Jangan-jangan, karena hal itu pula Prabowo rela menjadi menteri Jokowi. Menjadi menteri otomatis bisa mewakili negara. Seperti yang ditayangkan media, kelar kunjungan ke Amerika, Prabowo terbang ke Austria, lalu ke Perancis dan Turki. Seperti sedang kejar tayang. Mudah-mudahan tidak lupa sawah di Kalteng yang harus diurus.
Tetapi soal pilpres tentu bukan hanya relasi luar negeri. Pencitraan punya jaringan luas itu bagus tetapi bukan satu-satunya.

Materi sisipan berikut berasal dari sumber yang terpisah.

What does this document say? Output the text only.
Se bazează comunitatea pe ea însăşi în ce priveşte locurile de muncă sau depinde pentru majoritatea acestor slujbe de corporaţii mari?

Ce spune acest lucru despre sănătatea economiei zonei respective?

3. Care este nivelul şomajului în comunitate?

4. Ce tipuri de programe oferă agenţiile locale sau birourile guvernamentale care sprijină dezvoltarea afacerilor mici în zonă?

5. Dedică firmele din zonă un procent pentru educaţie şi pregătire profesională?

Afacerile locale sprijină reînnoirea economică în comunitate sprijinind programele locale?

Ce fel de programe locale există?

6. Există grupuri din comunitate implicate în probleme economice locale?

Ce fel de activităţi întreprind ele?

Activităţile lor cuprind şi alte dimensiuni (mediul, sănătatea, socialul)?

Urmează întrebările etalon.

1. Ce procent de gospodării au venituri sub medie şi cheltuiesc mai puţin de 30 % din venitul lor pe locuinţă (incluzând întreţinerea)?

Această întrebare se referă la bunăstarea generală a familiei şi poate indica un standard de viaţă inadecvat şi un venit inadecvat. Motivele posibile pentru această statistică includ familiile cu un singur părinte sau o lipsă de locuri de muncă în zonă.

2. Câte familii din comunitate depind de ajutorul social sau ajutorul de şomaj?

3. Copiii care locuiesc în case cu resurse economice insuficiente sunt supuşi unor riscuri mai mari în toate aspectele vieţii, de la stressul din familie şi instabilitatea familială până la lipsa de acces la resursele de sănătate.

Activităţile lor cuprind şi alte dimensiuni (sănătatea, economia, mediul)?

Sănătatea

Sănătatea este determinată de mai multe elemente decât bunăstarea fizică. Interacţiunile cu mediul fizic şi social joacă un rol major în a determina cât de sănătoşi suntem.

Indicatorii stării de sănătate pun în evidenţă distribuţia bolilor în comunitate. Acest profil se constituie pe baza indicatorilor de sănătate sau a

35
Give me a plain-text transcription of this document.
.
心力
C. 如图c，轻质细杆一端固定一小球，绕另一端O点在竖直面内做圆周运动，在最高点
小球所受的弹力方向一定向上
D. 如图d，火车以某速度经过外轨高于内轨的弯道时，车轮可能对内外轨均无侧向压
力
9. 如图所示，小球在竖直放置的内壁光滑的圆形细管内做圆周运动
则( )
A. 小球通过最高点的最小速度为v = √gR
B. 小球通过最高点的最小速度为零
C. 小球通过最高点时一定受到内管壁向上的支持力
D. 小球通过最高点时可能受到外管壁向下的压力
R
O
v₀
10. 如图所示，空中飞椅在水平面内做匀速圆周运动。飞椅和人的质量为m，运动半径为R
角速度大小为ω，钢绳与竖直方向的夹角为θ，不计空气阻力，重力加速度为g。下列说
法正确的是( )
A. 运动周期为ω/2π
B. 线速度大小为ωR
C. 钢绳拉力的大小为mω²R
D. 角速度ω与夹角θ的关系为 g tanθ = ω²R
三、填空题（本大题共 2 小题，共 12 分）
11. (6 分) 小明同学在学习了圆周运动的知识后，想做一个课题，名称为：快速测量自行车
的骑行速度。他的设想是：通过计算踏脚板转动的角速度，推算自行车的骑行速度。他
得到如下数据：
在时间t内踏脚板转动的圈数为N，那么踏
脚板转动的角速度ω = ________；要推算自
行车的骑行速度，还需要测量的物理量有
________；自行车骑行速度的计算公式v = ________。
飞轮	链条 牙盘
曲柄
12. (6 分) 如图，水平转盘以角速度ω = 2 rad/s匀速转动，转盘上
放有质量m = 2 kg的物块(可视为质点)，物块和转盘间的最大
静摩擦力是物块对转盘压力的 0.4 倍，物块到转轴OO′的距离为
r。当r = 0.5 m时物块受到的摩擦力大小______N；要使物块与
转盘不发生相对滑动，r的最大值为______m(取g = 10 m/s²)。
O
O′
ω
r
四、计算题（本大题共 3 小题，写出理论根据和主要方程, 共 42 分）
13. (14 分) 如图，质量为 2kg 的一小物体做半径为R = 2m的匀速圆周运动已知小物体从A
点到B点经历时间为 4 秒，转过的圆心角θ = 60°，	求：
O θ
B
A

Dalam peta persaingan menjelang kontestasi, sejumlah nama sudah mulai terdeteksi. Sederet figur  yang berpeluang maju menjadi capres atau cawapres nanti.
Dalam survei yang dilakukan Indikator Politik Indonesia, (calon) pesaing Prabowo sudah terdata. Bahkan sudah ada pula yang menyalip peluang, Ganjar Pranowo. Dominasi Prabowo dalam jajak pendapat terbukti sudah terpatahkan (kompas.com, 26/10/2020).
Burhanudin Muhtadi mencatat, dalam 3 survei di bulan September Ganjar selalu berhasil mengasapi Prabowo sebagai runner up. Padahal bulan Agustus sebelumnya, enam lembaga survei masih menjagokan Prabowo sebagai kandidat terkuat (cnnindonesia.com, 05/08/2020).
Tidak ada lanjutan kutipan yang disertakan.